Kepala Dinas Kesehatan Prov Bali, dr Nyoman Sutedja, mengatakan: Untuk bisa menekan angka penularan HIV/AIDS lewat hubungan heteroseksual telah dibentuk Tim Three Part Treat antara Dinkes, Komisi Penanggulangan AIDS (KPA) dan PKBI. Dinkes bertugas memberikan pelayanan kesehatan bagi penderita HIV/AIDS. Sementara untuk penemuan kasus, pengayoman serta sosialisasi mengenai HIV/AIDS dilakukan oleh KPA dan PKBI.
Langkah tim ini jelas dilakukan di hilir. Dinkes mengobati penduduk yang sudah tertular. KPA dan PKBI ’mencari’ penduduk yang sudah mengidap HIV.
Program konkret yang diperlukan adalah menurunkan insiden infeksi HIV baru, terutama pada laki-laki dewasa, melalui hubungan seksual tanpa kondom dengan PSK langsung di lokasi pelacuran. Celakanya, Pemprov Bali ’meniadakan’ praktek pelacuran dalam Perda AIDS Prov Bali sehingga tidak ada program pencegahan di hulu.

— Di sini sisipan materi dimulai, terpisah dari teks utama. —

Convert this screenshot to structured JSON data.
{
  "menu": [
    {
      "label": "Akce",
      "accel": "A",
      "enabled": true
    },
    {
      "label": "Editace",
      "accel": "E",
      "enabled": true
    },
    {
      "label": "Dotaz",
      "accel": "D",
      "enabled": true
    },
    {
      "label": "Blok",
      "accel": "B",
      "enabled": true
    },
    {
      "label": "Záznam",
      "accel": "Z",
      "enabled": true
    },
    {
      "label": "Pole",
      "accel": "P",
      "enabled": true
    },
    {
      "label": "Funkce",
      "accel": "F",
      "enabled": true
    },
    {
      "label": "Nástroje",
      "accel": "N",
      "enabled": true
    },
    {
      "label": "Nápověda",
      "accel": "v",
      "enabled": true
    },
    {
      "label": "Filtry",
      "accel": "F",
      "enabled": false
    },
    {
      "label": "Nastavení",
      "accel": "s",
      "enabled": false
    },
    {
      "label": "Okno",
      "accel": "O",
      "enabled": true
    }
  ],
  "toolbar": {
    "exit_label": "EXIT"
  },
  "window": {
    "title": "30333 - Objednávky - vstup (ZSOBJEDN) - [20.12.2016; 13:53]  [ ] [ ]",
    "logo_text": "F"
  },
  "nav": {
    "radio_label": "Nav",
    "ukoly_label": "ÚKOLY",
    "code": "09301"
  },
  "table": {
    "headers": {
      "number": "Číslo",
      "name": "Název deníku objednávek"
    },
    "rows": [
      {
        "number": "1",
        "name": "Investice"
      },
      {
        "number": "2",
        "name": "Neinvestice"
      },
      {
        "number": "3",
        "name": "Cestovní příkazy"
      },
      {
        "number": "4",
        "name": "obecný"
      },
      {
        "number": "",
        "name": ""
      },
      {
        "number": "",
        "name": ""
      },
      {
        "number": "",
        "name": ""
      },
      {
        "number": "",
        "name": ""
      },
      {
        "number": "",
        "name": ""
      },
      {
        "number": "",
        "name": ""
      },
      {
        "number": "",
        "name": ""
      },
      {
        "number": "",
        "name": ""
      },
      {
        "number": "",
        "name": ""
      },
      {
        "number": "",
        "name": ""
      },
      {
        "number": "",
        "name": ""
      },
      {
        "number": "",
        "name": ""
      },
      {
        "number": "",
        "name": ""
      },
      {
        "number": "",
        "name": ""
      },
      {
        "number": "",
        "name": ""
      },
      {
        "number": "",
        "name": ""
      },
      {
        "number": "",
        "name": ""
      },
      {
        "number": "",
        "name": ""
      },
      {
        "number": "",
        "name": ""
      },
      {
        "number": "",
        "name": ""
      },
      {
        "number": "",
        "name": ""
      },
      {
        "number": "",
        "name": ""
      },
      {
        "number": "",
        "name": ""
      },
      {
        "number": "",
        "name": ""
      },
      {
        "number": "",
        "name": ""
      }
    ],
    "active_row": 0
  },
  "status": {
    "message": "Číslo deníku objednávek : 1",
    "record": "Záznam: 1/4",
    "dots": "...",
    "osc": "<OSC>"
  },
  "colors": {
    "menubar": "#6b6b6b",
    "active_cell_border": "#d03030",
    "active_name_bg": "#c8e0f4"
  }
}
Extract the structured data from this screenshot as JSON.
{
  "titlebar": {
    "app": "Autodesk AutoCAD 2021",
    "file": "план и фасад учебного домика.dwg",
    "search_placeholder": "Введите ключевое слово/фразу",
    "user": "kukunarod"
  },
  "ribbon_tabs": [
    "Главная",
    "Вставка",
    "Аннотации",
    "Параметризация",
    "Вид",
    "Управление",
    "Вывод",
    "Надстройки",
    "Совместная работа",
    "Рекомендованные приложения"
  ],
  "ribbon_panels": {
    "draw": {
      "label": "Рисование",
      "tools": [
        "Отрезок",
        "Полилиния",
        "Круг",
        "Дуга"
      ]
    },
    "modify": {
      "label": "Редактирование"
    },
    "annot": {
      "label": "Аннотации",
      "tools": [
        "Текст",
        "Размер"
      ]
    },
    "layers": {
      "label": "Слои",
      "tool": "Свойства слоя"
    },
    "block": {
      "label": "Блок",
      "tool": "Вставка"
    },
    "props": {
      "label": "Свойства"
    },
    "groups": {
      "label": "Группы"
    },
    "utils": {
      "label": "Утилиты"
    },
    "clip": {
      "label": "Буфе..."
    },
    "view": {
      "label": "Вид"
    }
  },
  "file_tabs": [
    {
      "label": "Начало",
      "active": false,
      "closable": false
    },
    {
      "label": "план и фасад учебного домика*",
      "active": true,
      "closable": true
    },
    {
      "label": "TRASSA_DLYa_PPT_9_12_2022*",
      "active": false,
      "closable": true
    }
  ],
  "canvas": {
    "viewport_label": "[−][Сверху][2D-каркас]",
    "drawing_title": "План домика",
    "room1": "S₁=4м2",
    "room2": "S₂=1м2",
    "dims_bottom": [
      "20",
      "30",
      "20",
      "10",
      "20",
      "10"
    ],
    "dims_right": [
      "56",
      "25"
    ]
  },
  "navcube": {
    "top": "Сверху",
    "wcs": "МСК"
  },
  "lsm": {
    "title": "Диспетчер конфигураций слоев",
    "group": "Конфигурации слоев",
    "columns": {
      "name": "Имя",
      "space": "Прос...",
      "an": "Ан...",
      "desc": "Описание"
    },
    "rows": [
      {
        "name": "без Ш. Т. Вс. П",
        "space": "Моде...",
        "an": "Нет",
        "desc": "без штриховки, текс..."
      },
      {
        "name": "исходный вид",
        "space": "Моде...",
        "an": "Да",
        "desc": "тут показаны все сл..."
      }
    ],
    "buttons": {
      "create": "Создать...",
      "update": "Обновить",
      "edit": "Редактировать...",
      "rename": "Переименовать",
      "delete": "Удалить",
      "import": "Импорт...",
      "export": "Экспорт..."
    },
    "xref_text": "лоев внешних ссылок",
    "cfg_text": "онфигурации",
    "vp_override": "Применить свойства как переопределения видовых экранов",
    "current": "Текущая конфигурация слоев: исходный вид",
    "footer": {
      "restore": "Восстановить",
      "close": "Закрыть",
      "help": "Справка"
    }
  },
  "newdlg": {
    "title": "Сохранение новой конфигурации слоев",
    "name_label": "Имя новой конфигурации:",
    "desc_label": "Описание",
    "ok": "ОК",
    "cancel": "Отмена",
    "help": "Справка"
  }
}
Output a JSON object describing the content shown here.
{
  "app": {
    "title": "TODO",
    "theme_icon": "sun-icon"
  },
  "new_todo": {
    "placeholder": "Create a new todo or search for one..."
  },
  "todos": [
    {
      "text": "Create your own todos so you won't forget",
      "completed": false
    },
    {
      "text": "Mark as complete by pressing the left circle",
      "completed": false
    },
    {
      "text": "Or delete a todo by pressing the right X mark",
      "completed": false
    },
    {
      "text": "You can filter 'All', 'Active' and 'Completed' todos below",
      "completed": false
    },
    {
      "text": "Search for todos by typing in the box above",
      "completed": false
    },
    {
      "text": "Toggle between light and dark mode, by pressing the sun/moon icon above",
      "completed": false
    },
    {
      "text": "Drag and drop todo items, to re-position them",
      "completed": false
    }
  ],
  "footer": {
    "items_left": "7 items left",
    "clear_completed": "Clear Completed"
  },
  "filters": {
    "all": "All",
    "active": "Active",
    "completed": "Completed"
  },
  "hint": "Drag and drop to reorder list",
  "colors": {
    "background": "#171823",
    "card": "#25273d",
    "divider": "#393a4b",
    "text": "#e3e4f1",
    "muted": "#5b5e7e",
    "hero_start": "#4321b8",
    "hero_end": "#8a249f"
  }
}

Masalah besar yang dihadapi Bali adalah risiko penularan HIV melalui PSK tidak langsung (Lihat: http://edukasi.kompasiana.com/2010/11/26/andil-psk-tidak-langsung-dalam-penyebaran-hiv-di-denpasar/).
Memang, disebutkan: Untuk menekan kasus HIV/AIDS lewat hubungan seksual, beberapa langkah diambil, seperti sosialisasi pemakaian kondom, sosialisasi mengenai HIV/AIDS langsung pada PSK dan anak sekolah.
Yang menjadi objek sosialisasi kondom adalah PSK. Padahal, posisi tawar PSK sangat rendah jika berhadap dengan laki-laki ’hidung belang’. Laki-laki memanfaatkan tangah germo untuk memaksa PSK meladeninya tanpa kondom. Itulah sebabnya mengapa Thailand memberikan sanksi kepada germo bukan PSK terkait dengan program ’wajib kondom 100 persen’.
Ini menurut Suteja: "Kasus HIV/AIDS tidak hanya merupakan tanggung jawab pemerintah tetapi tanggung jawab bersama. Keluarga menjadi kunci penting ketahanan iman agar tidak sampai melakukan tindakan-tindakan yang berpotensi terkena HIV/AIDS seperti seks bebas atau menggunakan narkoba."
Pertama, kesehatan masyarakat adalah tanggung jawab negara, dalam hal ini pemerintah. Persoalannya, pemerintah sendiri, dalam hal ini Pemprov Bali, tidak mempunyai program yang konkret dalam penanggulangan HIV/AIDS di ’Pulau Dewata’ itu.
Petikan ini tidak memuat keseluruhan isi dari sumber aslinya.